Internationalization is a key element of growth of a firm (Peng and Delios, 2006). It is especially
important for Small and Medium Enterprises (SMEs) since they generally have a small
financial base and a limited domestic scope (Barringer and Greening, 1998). Many SMEs
from developed nations are generating income in the foreign markets more than in the home
countries. These enterprises can be described as ‘born global’ or ‘instant internationals’
(traditional SMEs which enter international market almost from inception), ‘backsources’
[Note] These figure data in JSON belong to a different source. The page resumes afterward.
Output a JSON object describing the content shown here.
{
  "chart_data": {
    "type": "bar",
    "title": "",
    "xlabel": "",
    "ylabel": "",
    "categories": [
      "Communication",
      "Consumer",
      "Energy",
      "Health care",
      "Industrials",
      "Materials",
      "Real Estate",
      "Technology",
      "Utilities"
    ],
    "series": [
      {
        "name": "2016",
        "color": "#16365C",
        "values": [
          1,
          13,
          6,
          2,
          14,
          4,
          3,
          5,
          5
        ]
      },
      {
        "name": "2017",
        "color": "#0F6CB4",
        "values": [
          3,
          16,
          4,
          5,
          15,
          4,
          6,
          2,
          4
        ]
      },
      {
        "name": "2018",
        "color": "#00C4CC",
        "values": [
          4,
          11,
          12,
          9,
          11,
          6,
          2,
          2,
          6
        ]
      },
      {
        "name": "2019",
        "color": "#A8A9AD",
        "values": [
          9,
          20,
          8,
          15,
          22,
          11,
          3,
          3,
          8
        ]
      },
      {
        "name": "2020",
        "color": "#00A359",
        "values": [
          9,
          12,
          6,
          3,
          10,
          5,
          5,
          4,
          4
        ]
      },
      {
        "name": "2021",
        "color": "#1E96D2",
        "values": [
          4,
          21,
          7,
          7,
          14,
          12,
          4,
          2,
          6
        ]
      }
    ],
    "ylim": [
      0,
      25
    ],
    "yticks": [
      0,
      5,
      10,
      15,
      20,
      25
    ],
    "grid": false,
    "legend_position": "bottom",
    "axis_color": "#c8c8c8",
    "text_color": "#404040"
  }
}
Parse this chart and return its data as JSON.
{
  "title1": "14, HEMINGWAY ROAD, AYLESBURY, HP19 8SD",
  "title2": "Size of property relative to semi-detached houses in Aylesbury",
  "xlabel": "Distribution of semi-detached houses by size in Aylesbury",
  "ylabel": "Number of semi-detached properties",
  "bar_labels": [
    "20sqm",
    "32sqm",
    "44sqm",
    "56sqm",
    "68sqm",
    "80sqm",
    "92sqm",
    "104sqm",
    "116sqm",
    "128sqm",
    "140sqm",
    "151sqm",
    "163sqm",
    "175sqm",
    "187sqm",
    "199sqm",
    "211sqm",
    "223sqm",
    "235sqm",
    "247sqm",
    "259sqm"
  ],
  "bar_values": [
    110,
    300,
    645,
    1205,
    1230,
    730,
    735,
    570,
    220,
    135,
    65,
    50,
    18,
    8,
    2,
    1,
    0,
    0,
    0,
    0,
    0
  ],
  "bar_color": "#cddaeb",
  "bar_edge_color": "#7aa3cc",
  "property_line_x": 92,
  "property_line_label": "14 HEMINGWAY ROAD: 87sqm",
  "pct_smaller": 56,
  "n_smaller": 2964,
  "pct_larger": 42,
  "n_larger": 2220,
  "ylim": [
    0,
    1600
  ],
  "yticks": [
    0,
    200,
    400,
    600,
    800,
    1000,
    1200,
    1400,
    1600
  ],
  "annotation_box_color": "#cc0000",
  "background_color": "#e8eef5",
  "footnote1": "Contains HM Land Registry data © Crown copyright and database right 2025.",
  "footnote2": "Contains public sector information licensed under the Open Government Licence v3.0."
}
(SMEs who re-concentrate their international activities back to the home base) and ‘born
regionals’ (SMEs that gain their force out of a local embeddedness and never shift capacity
beyond export activities) (Schulz et al., 2009). Due to the huge economic contributions of
SMEs, most countries have implemented policies with the objective to support them to
increase their international activities and boost economic growth (EC, 2007). The most
observable approach in which governments can influence SMEs development is through
direct support policies and programs that are created to assist SMEs to overcome size-related
disadvantages (Smallbone and Welter, 2001).
In Malaysia, SMEs are considered as the backbone of economic growth in driving industrial
development (Amini, 2004; Radam et al., 2008; Hoq et al., 2009; and Khalique et al., 2011). At
present, there are approximately 645,000 SMEs, which account for 97.3% of total business
establishments. Malaysian SMEs have remained resilient since 2011, with the SME GDP
continuing to grow at a faster rate of 6.8% than the overall economy of 5.1%. Their positive
development over the years has resulted in SMEs’ contribution to GDP increasing gradually
from 29.4% in 2005 to 32.5% in 2011. However, this figure is still a long way from achieving
the national master plan target of 41% by 2020 (DOSM, 2011). As a strategy to achieve the
target, the government has increased efforts to strengthen the performance of SMEs by
formulating various policies, incentives and programs based on three main thrusts:
(1) strengthening the enabling infrastructure; (2) building firms’ capacity and capability;
and (3) enhancing firms’ access to financing (NSDC, 2009/10). The concern is that, while
these policies and programs may be able to improve the overall performance of local SMEs,
they appear to be too generic to have a significant impact on internationalization.